There are very few lenders who provide unsecured loans for business purchases. To be considered, you must be contributing at least 25% of the purchase price and the business you are buying must be profitable. It helps if you are a home owner and have another source of income that could service the loan, such as a spouse/partner who earns PAYE income.

Starting a business?

Most business lenders do not provide unsecured loans to start a business. If you own property and have a decent amount of equity in it, we may be able to help you get a second mortgage with six months of capitalised interest. You will need to have a very solid business plan.



Unsecured loans up to $150,000

These loans are usually assessed using only your business bank transactions, credit checks and a small amount of financial information about your business. They will often limit the amount you can borrow to some kind of factor of your revenue (eg 1.5 times average monthly revenue).

What lenders are looking for:

  • Good conduct in your bank accounts, eg no bounced payments, especially for any other borrowing you have

  • Clean credit for the directors and the business, or defaults are paid and/or explained

  • GST and PAYE up to date, or a payment arrangement in place (some lenders will fund IRD arrears)

  • Trading for a minimum of 6 months

  • Some lenders might want to see your management accounts or accounts for the last tax year

Unsecured loans over $150,000

These loans require more documentation to support them. As well as the criteria for unsecured loans under $150,000, you may need to provide:

  • Current management accounts (ie your profit and loss and balance sheet as of today)

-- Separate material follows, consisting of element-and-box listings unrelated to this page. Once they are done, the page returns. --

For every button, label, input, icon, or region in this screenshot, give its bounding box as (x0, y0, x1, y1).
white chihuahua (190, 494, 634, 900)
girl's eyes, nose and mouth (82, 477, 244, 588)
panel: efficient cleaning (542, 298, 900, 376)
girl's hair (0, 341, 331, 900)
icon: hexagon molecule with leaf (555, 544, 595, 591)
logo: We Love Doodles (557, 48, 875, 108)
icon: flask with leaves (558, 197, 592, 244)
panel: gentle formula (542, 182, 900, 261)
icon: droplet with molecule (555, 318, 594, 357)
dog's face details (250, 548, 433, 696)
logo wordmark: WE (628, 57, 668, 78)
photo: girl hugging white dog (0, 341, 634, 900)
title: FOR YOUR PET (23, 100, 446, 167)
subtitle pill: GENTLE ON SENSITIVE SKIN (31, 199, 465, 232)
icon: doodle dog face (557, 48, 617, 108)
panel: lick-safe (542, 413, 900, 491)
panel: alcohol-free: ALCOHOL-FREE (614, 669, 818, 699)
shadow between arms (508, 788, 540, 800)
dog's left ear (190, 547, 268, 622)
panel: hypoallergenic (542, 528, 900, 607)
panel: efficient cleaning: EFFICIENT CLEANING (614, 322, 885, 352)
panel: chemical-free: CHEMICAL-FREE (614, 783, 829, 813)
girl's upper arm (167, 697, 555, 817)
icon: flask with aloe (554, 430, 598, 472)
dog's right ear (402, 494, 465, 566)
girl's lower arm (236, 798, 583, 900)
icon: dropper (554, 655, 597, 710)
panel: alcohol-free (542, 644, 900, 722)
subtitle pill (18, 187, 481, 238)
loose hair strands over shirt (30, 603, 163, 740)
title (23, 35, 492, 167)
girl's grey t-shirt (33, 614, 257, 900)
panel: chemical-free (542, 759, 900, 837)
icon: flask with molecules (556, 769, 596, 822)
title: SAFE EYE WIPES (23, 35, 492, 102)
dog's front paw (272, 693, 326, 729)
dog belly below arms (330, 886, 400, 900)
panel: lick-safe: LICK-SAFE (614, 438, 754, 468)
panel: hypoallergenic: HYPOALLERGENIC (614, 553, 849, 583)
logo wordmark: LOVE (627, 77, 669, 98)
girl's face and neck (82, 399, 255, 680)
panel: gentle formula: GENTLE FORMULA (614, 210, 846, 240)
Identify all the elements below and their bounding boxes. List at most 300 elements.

  • Profit and loss statement for the last financial year and sometimes the year before

  • Documentation to prove you have an IRD of any payment arrangement in place if you have arrears

  • You may need to supply accounts receivable and accounts payable reports



Common uses for an unsecured business loan

  • Working capital, eg to purchase extra stock

  • Fund a marketing campaign

  • Cashflow funding when you don’t qualify for invoice finance

  • Refinancing of other business lending

  • Debt consolidation

  • Pay your fixed costs during a quiet part of the year

  • Purchase equipment that can’t be used as security

  • Director/shareholder buyouts

If you do not qualify for an unsecured business loan you may want to consider our secured loans or invoice finance.

 FAQ’S

  • How much you can borrow will depend on your time in business, revenue, and profitability. Unsecured business loans can go up to $250,000. If you need more than that, you’d need annual revenue of $5m+.

  • Unsecured business loans for business startups are rare. But if your new venture is a b2b (business to business) and you want to offer credit terms, then we may be able to help you with an invoice finance facility instead.

  • Yes, you still must sign a general security agreement. This document creates a promise that if your business can’t pay off the loan, you will pay it.

  • Unsecured loans tend to be for shorter terms than secured loans. Terms tend to be from six to 24 months; but they do vary by lender and the amount borrowed.

  • Inland Revenue has been focusing on placing companies into liquidation when they fall behind on their tax obligations. If you have a payment arrangement in place and are keeping up with payments, your lender doesn’t need to worry about IRD liquidating your business. Your IRD debt is treated like any other borrowing and your repayment schedule is looked at when assessing your ability to repay your unsecured business loan.